In other cities, poor men, who are members of families which command respect for their talents or other admirable qualities, or who have merit of their own sufficient to entitle them to such recognition, are welcomed into what are called the "Select Circles" with as much cordiality as though they were millionaires. In New York, however, men and women are judged by their bank accounts. The most illiterate boor, the most unprincipled knave finds the door of fashion open to him, while St. Peter himself, if he came "without purse or scrip," would see it closed in his face.
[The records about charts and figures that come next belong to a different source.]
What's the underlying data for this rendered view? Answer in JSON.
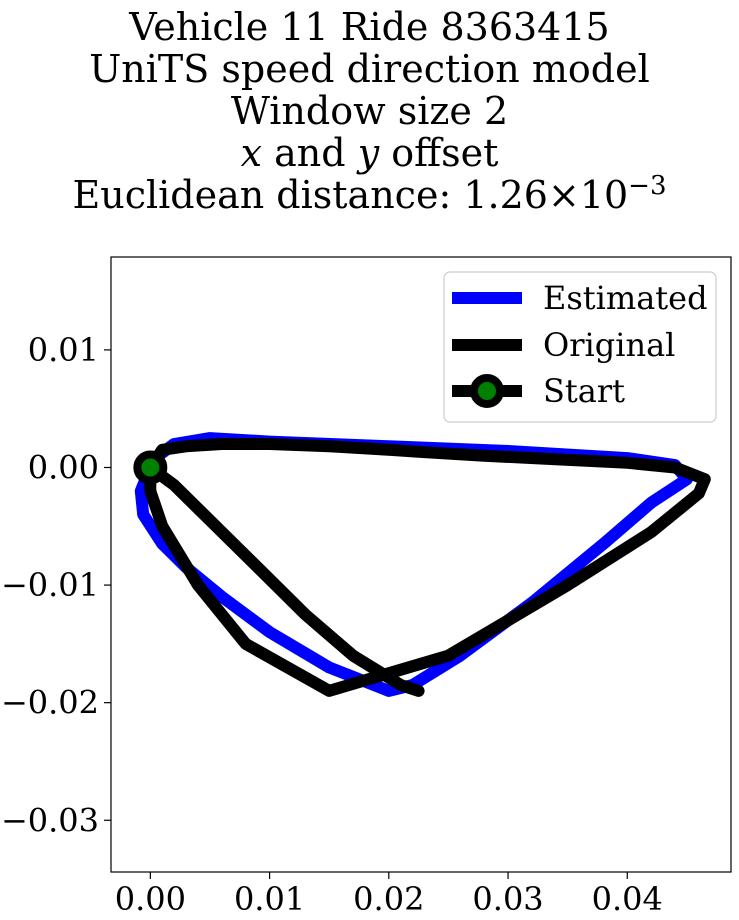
{
  "chart_data": {
    "type": "line",
    "title_lines": [
      "Vehicle 11 Ride 8363415",
      "UniTS speed direction model",
      "Window size 2"
    ],
    "title_offset_line": {
      "x_var": "x",
      "and": "and",
      "y_var": "y",
      "suffix": "offset"
    },
    "title_distance_line": {
      "prefix": "Euclidean distance:",
      "mantissa": "1.26",
      "times": "×",
      "base": "10",
      "exponent": "−3"
    },
    "xlabel": "",
    "ylabel": "",
    "xlim": [
      -0.0033,
      0.0487
    ],
    "ylim": [
      -0.0344,
      0.0179
    ],
    "x_ticks": [
      0.0,
      0.01,
      0.02,
      0.03,
      0.04
    ],
    "x_tick_labels": [
      "0.00",
      "0.01",
      "0.02",
      "0.03",
      "0.04"
    ],
    "y_ticks": [
      0.01,
      0.0,
      -0.01,
      -0.02,
      -0.03
    ],
    "y_tick_labels": [
      "0.01",
      "0.00",
      "−0.01",
      "−0.02",
      "−0.03"
    ],
    "grid": false,
    "legend": {
      "placement": "top-right",
      "entries": [
        "Estimated",
        "Original",
        "Start"
      ]
    },
    "series": [
      {
        "name": "Estimated",
        "color": "#0000ff",
        "x": [
          0.0,
          -0.0008,
          -0.0006,
          0.001,
          0.003,
          0.006,
          0.01,
          0.015,
          0.02,
          0.022,
          0.026,
          0.032,
          0.038,
          0.042,
          0.045,
          0.044,
          0.04,
          0.03,
          0.02,
          0.01,
          0.005,
          0.002,
          0.0
        ],
        "y": [
          0.0,
          -0.002,
          -0.004,
          -0.0065,
          -0.0085,
          -0.011,
          -0.014,
          -0.017,
          -0.019,
          -0.0185,
          -0.016,
          -0.0115,
          -0.0065,
          -0.003,
          -0.001,
          0.0002,
          0.0008,
          0.0014,
          0.0018,
          0.0022,
          0.0025,
          0.002,
          0.0005
        ]
      },
      {
        "name": "Original",
        "color": "#000000",
        "x": [
          0.0,
          0.001,
          0.003,
          0.006,
          0.01,
          0.015,
          0.02,
          0.023,
          0.028,
          0.034,
          0.04,
          0.044,
          0.0465,
          0.046,
          0.042,
          0.035,
          0.025,
          0.015,
          0.008,
          0.004,
          0.001,
          0.0,
          0.0,
          0.002,
          0.005,
          0.009,
          0.013,
          0.017,
          0.021,
          0.0225
        ],
        "y": [
          0.0,
          0.0015,
          0.0018,
          0.002,
          0.002,
          0.0018,
          0.0015,
          0.0013,
          0.001,
          0.0007,
          0.0004,
          0.0,
          -0.001,
          -0.0022,
          -0.0055,
          -0.01,
          -0.016,
          -0.019,
          -0.015,
          -0.01,
          -0.005,
          -0.002,
          0.0,
          -0.0015,
          -0.0045,
          -0.0085,
          -0.0125,
          -0.016,
          -0.0185,
          -0.019
        ]
      }
    ],
    "start_point": {
      "name": "Start",
      "x": 0.0,
      "y": 0.0,
      "marker_face": "#008000",
      "marker_edge": "#000000"
    }
  }
}
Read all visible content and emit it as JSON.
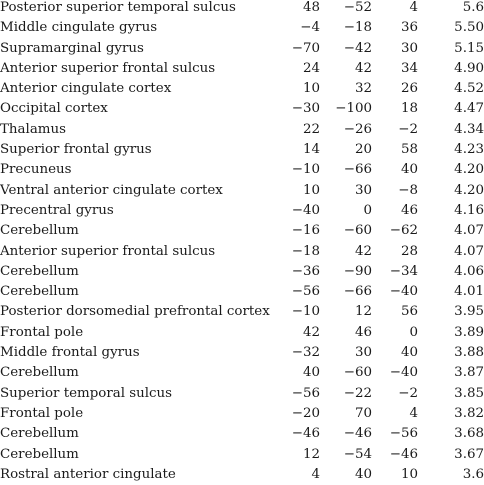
{
  "table": {
    "rows": [
      {
        "region": "Posterior superior temporal sulcus",
        "x": "48",
        "y": "−52",
        "z": "4",
        "t": "5.6"
      },
      {
        "region": "Middle cingulate gyrus",
        "x": "−4",
        "y": "−18",
        "z": "36",
        "t": "5.50"
      },
      {
        "region": "Supramarginal gyrus",
        "x": "−70",
        "y": "−42",
        "z": "30",
        "t": "5.15"
      },
      {
        "region": "Anterior superior frontal sulcus",
        "x": "24",
        "y": "42",
        "z": "34",
        "t": "4.90"
      },
      {
        "region": "Anterior cingulate cortex",
        "x": "10",
        "y": "32",
        "z": "26",
        "t": "4.52"
      },
      {
        "region": "Occipital cortex",
        "x": "−30",
        "y": "−100",
        "z": "18",
        "t": "4.47"
      },
      {
        "region": "Thalamus",
        "x": "22",
        "y": "−26",
        "z": "−2",
        "t": "4.34"
      },
      {
        "region": "Superior frontal gyrus",
        "x": "14",
        "y": "20",
        "z": "58",
        "t": "4.23"
      },
      {
        "region": "Precuneus",
        "x": "−10",
        "y": "−66",
        "z": "40",
        "t": "4.20"
      },
      {
        "region": "Ventral anterior cingulate cortex",
        "x": "10",
        "y": "30",
        "z": "−8",
        "t": "4.20"
      },
      {
        "region": "Precentral gyrus",
        "x": "−40",
        "y": "0",
        "z": "46",
        "t": "4.16"
      },
      {
        "region": "Cerebellum",
        "x": "−16",
        "y": "−60",
        "z": "−62",
        "t": "4.07"
      },
      {
        "region": "Anterior superior frontal sulcus",
        "x": "−18",
        "y": "42",
        "z": "28",
        "t": "4.07"
      },
      {
        "region": "Cerebellum",
        "x": "−36",
        "y": "−90",
        "z": "−34",
        "t": "4.06"
      },
      {
        "region": "Cerebellum",
        "x": "−56",
        "y": "−66",
        "z": "−40",
        "t": "4.01"
      },
      {
        "region": "Posterior dorsomedial prefrontal cortex",
        "x": "−10",
        "y": "12",
        "z": "56",
        "t": "3.95"
      },
      {
        "region": "Frontal pole",
        "x": "42",
        "y": "46",
        "z": "0",
        "t": "3.89"
      },
      {
        "region": "Middle frontal gyrus",
        "x": "−32",
        "y": "30",
        "z": "40",
        "t": "3.88"
      },
      {
        "region": "Cerebellum",
        "x": "40",
        "y": "−60",
        "z": "−40",
        "t": "3.87"
      },
      {
        "region": "Superior temporal sulcus",
        "x": "−56",
        "y": "−22",
        "z": "−2",
        "t": "3.85"
      },
      {
        "region": "Frontal pole",
        "x": "−20",
        "y": "70",
        "z": "4",
        "t": "3.82"
      },
      {
        "region": "Cerebellum",
        "x": "−46",
        "y": "−46",
        "z": "−56",
        "t": "3.68"
      },
      {
        "region": "Cerebellum",
        "x": "12",
        "y": "−54",
        "z": "−46",
        "t": "3.67"
      },
      {
        "region": "Rostral anterior cingulate",
        "x": "4",
        "y": "40",
        "z": "10",
        "t": "3.6"
      }
    ]
  }
}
Society in New York is made up of many elements, the principal of which it is proposed to examine, but, unfortunately, wealth is the one thing needful in most of the classes into which it is divided. Nor is this strange. The majority of fashionable people have never known any of the arts and refinements of civilization except those which mere wealth can purchase. Money raised them from the dregs of life, and they are firm believers in it. Without education, without social polish, they see themselves courted and fawned upon for their wealth, and they naturally suppose that there is nothing else "good under the sun."

Those who claim precedence base their demand upon their descent from the original Dutch settlers, and style themselves "the old Knickerbockers." The majority of these are very wealthy, and have inherited their fortunes from their ancestors. They are owners of valuable real estate, much of which is located in the very heart of the city. The incomes derived from such property are large and certain. They are frequently persons of cultivation, and were it not for their affectation of superiority, would, as a class, be decidedly clever people, even if many of them are stupid. They make an effort to have their surroundings as clumsy and as old-fashioned as possible, as a mark of their Dutch descent.

They sport crests and coats of arms such as the simple old Dutchmen of New Amsterdam never dreamed of; and rely more upon the merits of their forefathers than upon their own. They are extremely exclusive, and rarely associate with any but those who can "show as pure a pedigree." Their disdain of those whose families are not as "old" as their own is oftentimes amusing, and subjects them to ridicule, which they bear with true Dutch stolidity.

They improve in their peculiar qualities with each generation, and the present pompous Knickerbocker who drives in the Park in solemn state in his heavy chariot, and looks down with disdain upon all whose blood is not as Dutch as his own, is a very different personage from his great ancestor, the original Knickerbocker, who hawked fish about the streets of New Amsterdam, or tanned leather down in "the swamp."